Greve dos garis: Prefeitura de Salvador vai à Justiça e pede multa de R$ 300 mil
A ação protocolada pela Prefeitura de Salvador no TRT-5 pede a retomada imediata da coleta de lixo e a declaração de ilegalidade da greve dos garis
Por Ananda Costa.
A Prefeitura de Salvador ingressou nesta terça-feira (23) com uma ação no Tribunal Regional do Trabalho da 5ª Região (TRT-5) para pedir a declaração de ilegalidade da greve dos garis, iniciada na última segunda-feira (22).
A administração municipal também solicitou uma liminar para determinar a retomada imediata dos serviços de coleta de resíduos sólidos e a liberação dos acessos ao aterro sanitário e à estação de transbordo da capital baiana.
Na ação judicial, o município argumenta que a paralisação, organizada pelo Sindicato dos Trabalhadores em Limpeza Pública, Asseio, Conservação, Jardinagem e Controle de Pragas da Bahia (Sindilimp-BA), interrompeu integralmente os serviços de coleta e gerenciamento de resíduos sólidos em Salvador, comprometendo uma atividade considerada essencial e gerando riscos à saúde pública.
A Procuradoria-Geral do Município afirma que a coleta e a destinação de resíduos sólidos são atividades essenciais previstas na Lei Federal nº 7.783/1989, que regulamenta o direito de greve. Dessa forma, argumenta que, mesmo durante paralisações, devem ser mantidos os serviços indispensáveis ao atendimento das necessidades da população.
Entre os pedidos apresentados ao TRT-5 estão a retomada imediata dos serviços de coleta e gerenciamento de resíduos sólidos, a liberação dos acessos ao aterro sanitário e à estação de transbordo e a aplicação de multa diária de R$ 300 mil em caso de descumprimento da decisão judicial.
Greve dos garis em Salvador
Os garis e margaridas de Salvador ainda não tem previsão de finalizar a paralisação iniciada nesta segunda-feira (22). A categoria aderiu à greve nacional do grupo em mobilização para aprovação do Projeto de Lei nº 4.146/2020, conhecido como PL dos Garis e Margaridas.
A proposição prevê a regulamentação da profissão e a ampliação de direitos para os profissionais da limpeza urbana. Em entrevista ao AratuON nesta tarde, a coordenadora do Sindilimp, Ana Rabello, informou que ainda a manifestação deve se estender nesta terça-feira (23).

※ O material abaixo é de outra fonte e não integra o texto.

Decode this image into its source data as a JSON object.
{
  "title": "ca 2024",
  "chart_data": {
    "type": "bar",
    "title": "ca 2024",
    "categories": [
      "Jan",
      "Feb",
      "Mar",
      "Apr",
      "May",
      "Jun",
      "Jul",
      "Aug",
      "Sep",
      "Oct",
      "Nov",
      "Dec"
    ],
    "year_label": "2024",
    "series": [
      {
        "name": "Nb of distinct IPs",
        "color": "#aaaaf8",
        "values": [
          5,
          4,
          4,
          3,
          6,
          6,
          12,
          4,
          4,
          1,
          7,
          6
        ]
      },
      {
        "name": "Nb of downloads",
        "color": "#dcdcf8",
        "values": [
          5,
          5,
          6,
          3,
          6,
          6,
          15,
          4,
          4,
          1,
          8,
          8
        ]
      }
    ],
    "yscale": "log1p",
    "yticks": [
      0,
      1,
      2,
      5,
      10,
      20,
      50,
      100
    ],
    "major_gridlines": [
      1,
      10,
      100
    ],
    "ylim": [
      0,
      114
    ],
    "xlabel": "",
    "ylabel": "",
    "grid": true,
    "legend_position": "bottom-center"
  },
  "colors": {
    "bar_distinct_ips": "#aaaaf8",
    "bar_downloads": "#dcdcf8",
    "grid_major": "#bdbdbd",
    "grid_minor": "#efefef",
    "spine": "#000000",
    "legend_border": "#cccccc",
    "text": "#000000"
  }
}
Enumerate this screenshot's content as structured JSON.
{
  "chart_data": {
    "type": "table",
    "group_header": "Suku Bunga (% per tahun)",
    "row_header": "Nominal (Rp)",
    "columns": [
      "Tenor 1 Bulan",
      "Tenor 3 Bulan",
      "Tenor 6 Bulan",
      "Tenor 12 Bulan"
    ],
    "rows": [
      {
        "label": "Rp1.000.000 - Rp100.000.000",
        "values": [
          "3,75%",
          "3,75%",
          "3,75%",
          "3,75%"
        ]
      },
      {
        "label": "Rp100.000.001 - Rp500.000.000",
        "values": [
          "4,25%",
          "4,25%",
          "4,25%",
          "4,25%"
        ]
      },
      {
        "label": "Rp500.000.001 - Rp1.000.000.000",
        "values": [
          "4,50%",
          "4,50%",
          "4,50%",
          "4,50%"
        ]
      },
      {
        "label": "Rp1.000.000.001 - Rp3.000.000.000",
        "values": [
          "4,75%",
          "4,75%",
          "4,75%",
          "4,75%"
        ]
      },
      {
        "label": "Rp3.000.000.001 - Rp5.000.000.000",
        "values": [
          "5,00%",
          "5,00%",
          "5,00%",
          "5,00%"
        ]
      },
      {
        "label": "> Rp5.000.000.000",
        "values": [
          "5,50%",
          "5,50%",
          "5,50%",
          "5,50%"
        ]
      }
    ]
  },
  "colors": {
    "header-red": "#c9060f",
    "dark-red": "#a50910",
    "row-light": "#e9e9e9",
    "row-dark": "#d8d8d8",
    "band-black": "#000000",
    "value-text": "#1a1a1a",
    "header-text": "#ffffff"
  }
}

De acordo com a representante, os trabalhadores só devem retornar após a aprovação do PL. Segundo ela, uma reunião na noite desta segunda deve debater a proposta.
“Ainda não há previsão de acabar a greve. O primeiro dia foi hoje. Agora de noite a gente vai fazer uma avaliação para poder estar fazendo os encaminhamentos a nível nacional”, disse Rabello.
Lixo na rua
Salvador amanheceu com acúmulo de lixo em diversos pontos da cidade na manhã desta terça-feira (23), segundo dia da greve dos garis e margaridas. A paralisação ocorre às vésperas dos festejos de São João e já provoca impactos em diferentes bairros da capital baiana.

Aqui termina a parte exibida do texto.